Umiejętność wypowiadania owego „po prostu” z całym jego ciężarem i lekkością sprawia, że chcemy czytać Chu. Jej zdolność do wskazywania na wszystko, na co nie chcemy patrzeć – nie dlatego, że kryje się w tym jakaś wielka prawda, którą uparcie omijamy, ale dlatego, że jest aż zbyt oczywiste, żeby na to zwracać uwagę – czyni jej optykę wyjątkową.
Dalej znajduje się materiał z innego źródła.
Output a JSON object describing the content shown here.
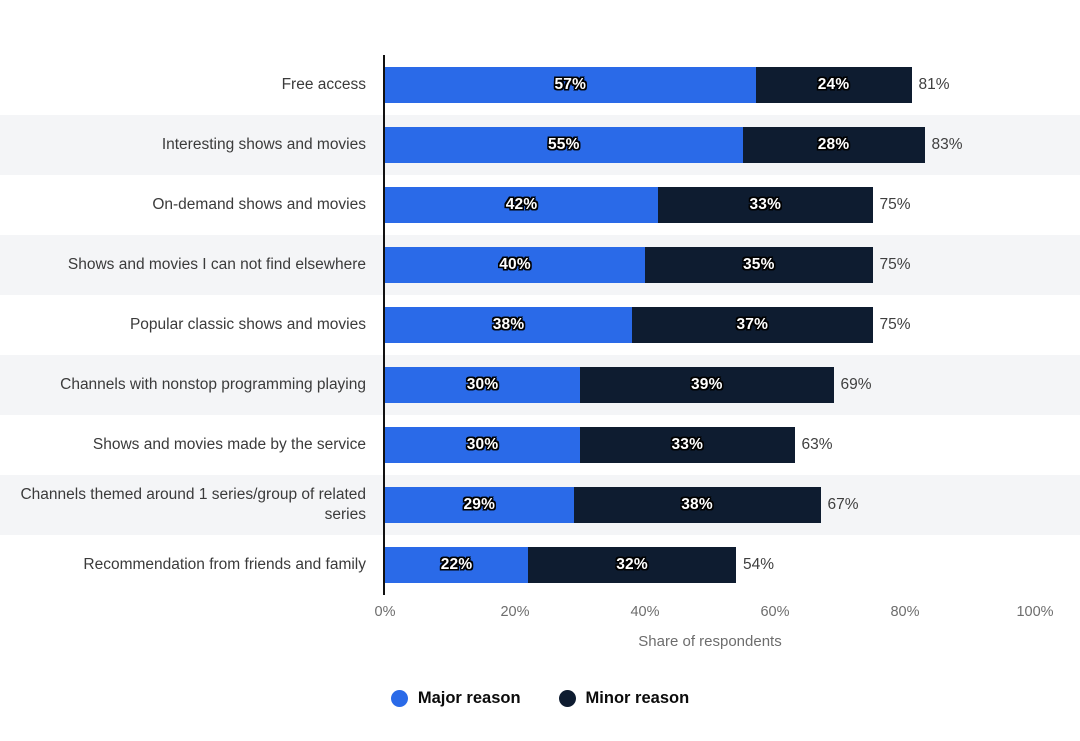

Tak, przyznaję, bycie trans czasami sprawia, że czuję się do dupy; tak, przyznaję, tranzycja nie jest obietnicą szczęścia; tak, feministki mają problem z tym, że nadal lubią (indywidualnych) facetów; tak, rozbuchane ego gwiazd literatury bywa zupełnie nieznośne; tak, „Upiór w operze” to pod względem fabuły stek kiczowatych bzdur, ale muzyka niezła (choć, jak podpowiadają ucha znawców, oparta na rozwiązaniu, które można by określić kompozytorskim banałem). Na wszystko to mówię „tak” – i pytam: „co z tego?”. Jeśli Chu uczyła (się) zadawać to pytanie, to uczy (się) też odpowiadać: nic.
Kiedyś wydawało mi się to otwierające, bo też kiedyś wiele to przede mną i dla mnie otworzyło. Ale nie można nie przyznać, że ta odpowiedź oznacza również, po części, kapitulację.